In the following years, exhibitions were held internationally at venues which include Tate Modern, where his work was included in the landmark "Cruel and Tender" survey exhibition of 20th Century photography which traveled to the Museum Lugwig, Cologne, Germany (2003). Sheikh's work has been exhibited in solo exhibitions at the Fotomuseum Winterthur, the Henri Cartier-Bresson Foundation, Paris, which awarded him the Henri Cartier-Bresson Grand Prize in 2005, the Sprengel Museum, Germany, and the Nelson-Atkins Museum of Art. In 2008 Sheikh's work was included in Okwui Enwezor's, Archive Fever: Uses of the Document in Contemporary Art exhibition at the International Center of Photography in New York City.
In 2009 the Mapfre Foundation, Spain, organized a mid-career retrospective and publication that opened in Madrid and traveled to the Huis Marseille, Amsterdam; the Museum of Art, Bogota; and Sala Rekalde, Bilbao.
In 2015, at the end of four years working in Israel and Palestine, Sheikh produced The Erasure Trilogy, a set of books and exhibitions which explores the anguish caused by the loss of memory—by forgetting, amnesia or suppression—and the resulting human desire to preserve memory, all seen through the prism of the Israeli-Palestinian conflict.
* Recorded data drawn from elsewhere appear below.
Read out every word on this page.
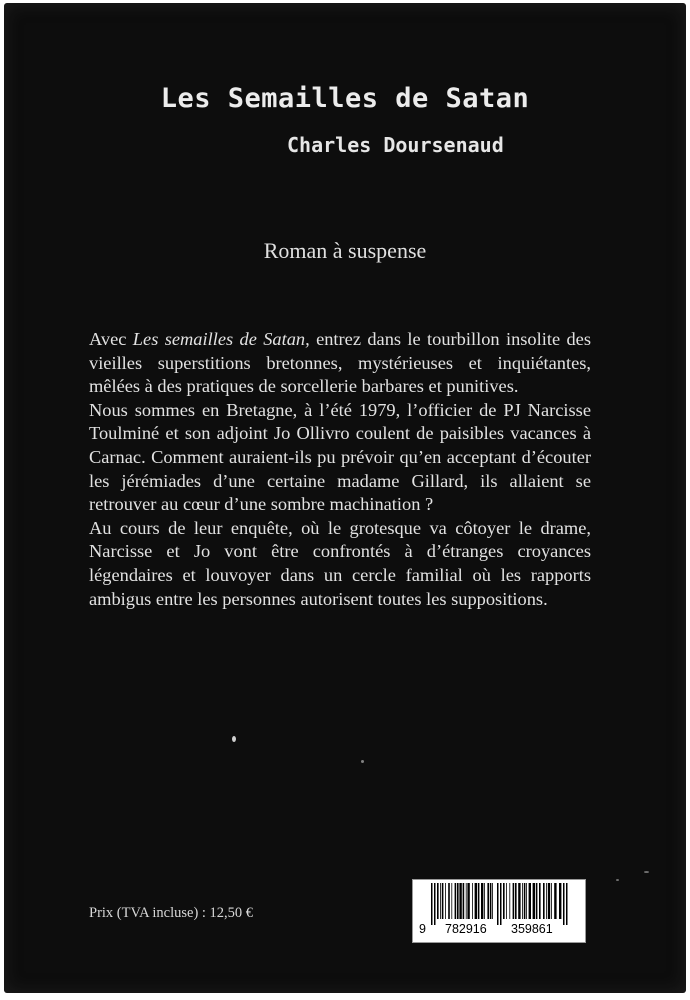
Les Semailles de Satan
Charles Doursenaud
Roman à suspense

Avec Les semailles de Satan, entrez dans le tourbillon insolite des vieilles superstitions bretonnes, mystérieuses et inquiétantes, mêlées à des pratiques de sorcellerie barbares et punitives.

Nous sommes en Bretagne, à l’été 1979, l’officier de PJ Narcisse Toulminé et son adjoint Jo Ollivro coulent de paisibles vacances à Carnac. Comment auraient-ils pu prévoir qu’en acceptant d’écouter les jérémiades d’une certaine madame Gillard, ils allaient se retrouver au cœur d’une sombre machination ?

Au cours de leur enquête, où le grotesque va côtoyer le drame, Narcisse et Jo vont être confrontés à d’étranges croyances légendaires et louvoyer dans un cercle familial où les rapports ambigus entre les personnes autorisent toutes les suppositions.

Prix (TVA incluse) : 12,50 €
9 782916 359861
Sheikh then worked in collaboration with Eyal Weizman on The Conflict Shoreline, a publication in response to Sheikh's "Desert Bloom’ series which explored the historical, legal, and archival underpinnings of the land claims of the Bedouin community of Al-‘Araqib, the ‘unrecognized’ village at the threshold of the Negev desert which has been demolished more than 70 times in the ongoing "battle over the Negev." The Conflict Shoreline was submitted as evidence for the NGO Zochrot's project on transitional justice, the Truth Commission on the responsibility of Israeli society for the events of 1948–1960. In 2015, Eduardo Cadava, the author and Princeton scholar, who has written extensively on Sheikh's work in the past, published the monograph, Erasures, in response to The Erasure Trilogy.